While fingerprint unlocking issues on the Pixel 6 and Pixel 6 Pro didn’t seem to affect everyone, many complained about problems, and our reviews at Android Police pointed out issues at launch. The best way to describe performance then was “inconsistent,” with the fingerprint sensor sometimes failing to work correctly, paired with seemingly random unlock times. Some device owners claim that subsequent updates improved performance, and Google’s changelogs corroborate that the fingerprint sensor has been tweaked in software over time. But even today, fingerprint unlock performance on Google’s last crop of phones doesn’t match other high-end devices.

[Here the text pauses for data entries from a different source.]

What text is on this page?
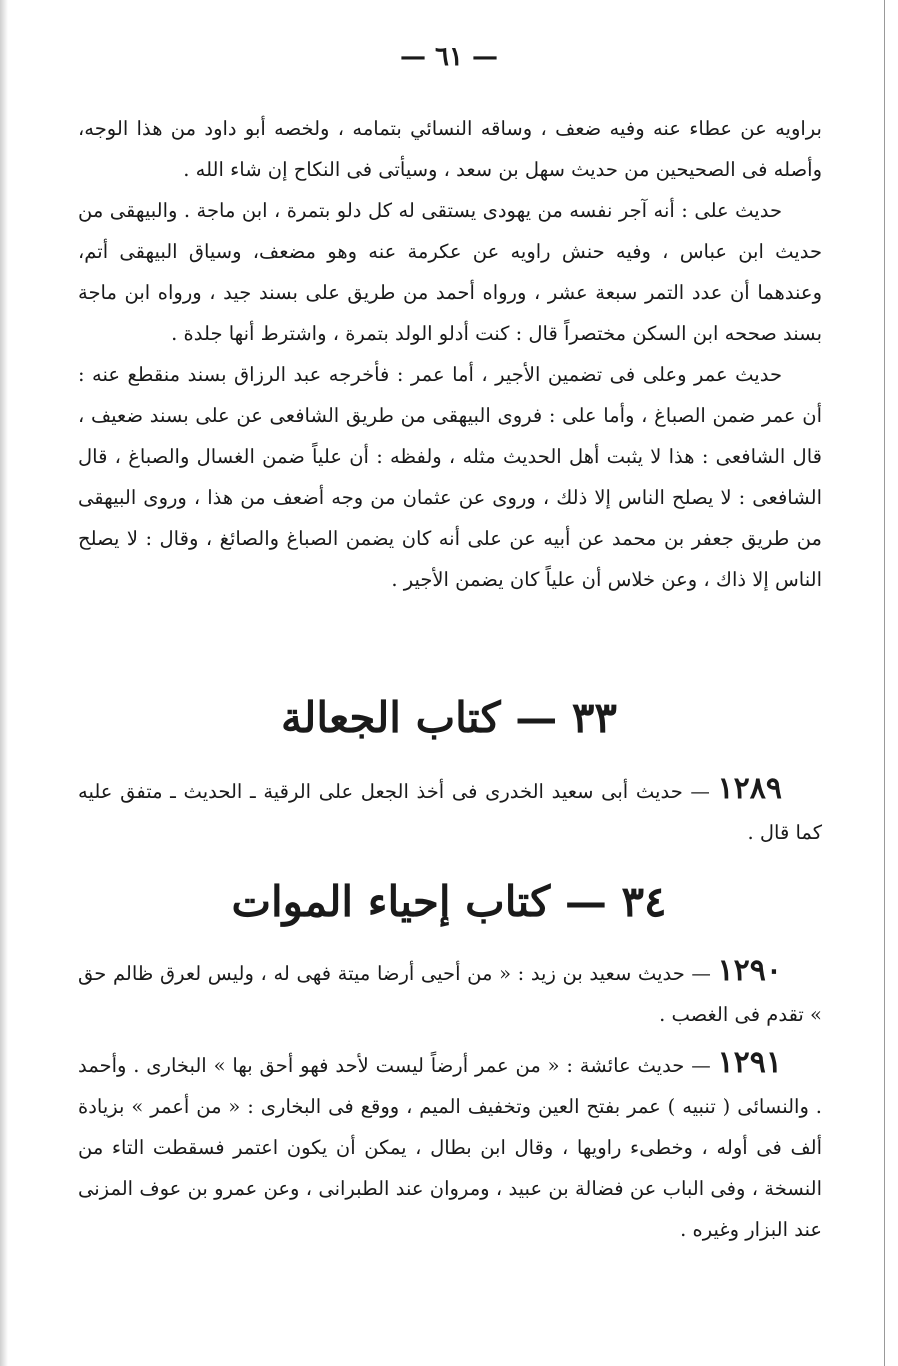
— ٦١ —

براويه عن عطاء عنه وفيه ضعف ، وساقه النسائي بتمامه ، ولخصه أبو داود من هذا الوجه، وأصله فى الصحيحين من حديث سهل بن سعد ، وسيأتى فى النكاح إن شاء الله .

حديث على : أنه آجر نفسه من يهودى يستقى له كل دلو بتمرة ، ابن ماجة . والبيهقى من حديث ابن عباس ، وفيه حنش راويه عن عكرمة عنه وهو مضعف، وسياق البيهقى أتم، وعندهما أن عدد التمر سبعة عشر ، ورواه أحمد من طريق على بسند جيد ، ورواه ابن ماجة بسند صححه ابن السكن مختصراً قال : كنت أدلو الولد بتمرة ، واشترط أنها جلدة .

حديث عمر وعلى فى تضمين الأجير ، أما عمر : فأخرجه عبد الرزاق بسند منقطع عنه : أن عمر ضمن الصباغ ، وأما على : فروى البيهقى من طريق الشافعى عن على بسند ضعيف ، قال الشافعى : هذا لا يثبت أهل الحديث مثله ، ولفظه : أن علياً ضمن الغسال والصباغ ، قال الشافعى : لا يصلح الناس إلا ذلك ، وروى عن عثمان من وجه أضعف من هذا ، وروى البيهقى من طريق جعفر بن محمد عن أبيه عن على أنه كان يضمن الصباغ والصائغ ، وقال : لا يصلح الناس إلا ذاك ، وعن خلاس أن علياً كان يضمن الأجير .

٣٣ — كتاب الجعالة

١٢٨٩ — حديث أبى سعيد الخدرى فى أخذ الجعل على الرقية ـ الحديث ـ متفق عليه كما قال .

٣٤ — كتاب إحياء الموات

١٢٩٠ — حديث سعيد بن زيد : « من أحيى أرضا ميتة فهى له ، وليس لعرق ظالم حق » تقدم فى الغصب .

١٢٩١ — حديث عائشة : « من عمر أرضاً ليست لأحد فهو أحق بها » البخارى . وأحمد . والنسائى ( تنبيه ) عمر بفتح العين وتخفيف الميم ، ووقع فى البخارى : « من أعمر » بزيادة ألف فى أوله ، وخطىء راويها ، وقال ابن بطال ، يمكن أن يكون اعتمر فسقطت التاء من النسخة ، وفى الباب عن فضالة بن عبيد ، ومروان عند الطبرانى ، وعن عمرو بن عوف المزنى عند البزار وغيره .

At one point, Google claimed that its “enhanced security algorithms” could be responsible for observed performance. A change in hardware might not necessarily improve things by itself.
Previous digging indicated that the Pixel 6 and 6 Pro use a Goodix optical sensor, but prior attempts to confirm that with the manufacturer itself were stonewalled — agreements or other contracts may have prevented that. Other phones that have used the Goodix sensors have had fantastic fingerprint unlocking performance (like OnePlus phones), which made the Pixel 6 series’ problems all the more confusing. It’s unclear if the Pixel 6a will use another Goodix sensor (the company makes more than one) or if a different brand or technology will be used. Under-display sensors come in more than one type.
Google also has an ongoing issue with the Pixel 6 and 6 Pro fingerprint sensor failing to be “calibrated” correctly after repairs in certain cases. A bug report for the issue indicates the problem still hasn’t been resolved, though the nature of the problem was inconsistent.
“Different” hardware doesn’t mean “better,” but it opens the door to improvements in fingerprint unlocking performance on the Pixel 6a, which has some huge shoes to fill as the follow-up to one of last year’s best products. The Pixel 5a is an excellent phone, and though the rear-mounted capacitive fingerprint sensor had a shallow lip that made it hard to find without a case, it was consistent, fast, and reliable. Hopefully, we can say the same about the Pixel 6a.
Among other Pixel 6a hardware details you can ogle, the upcoming phone will feature a custom Tensor chipset like the Pixel 6 series, 6GB of RAM, 128GB of storage at a $450 price tag.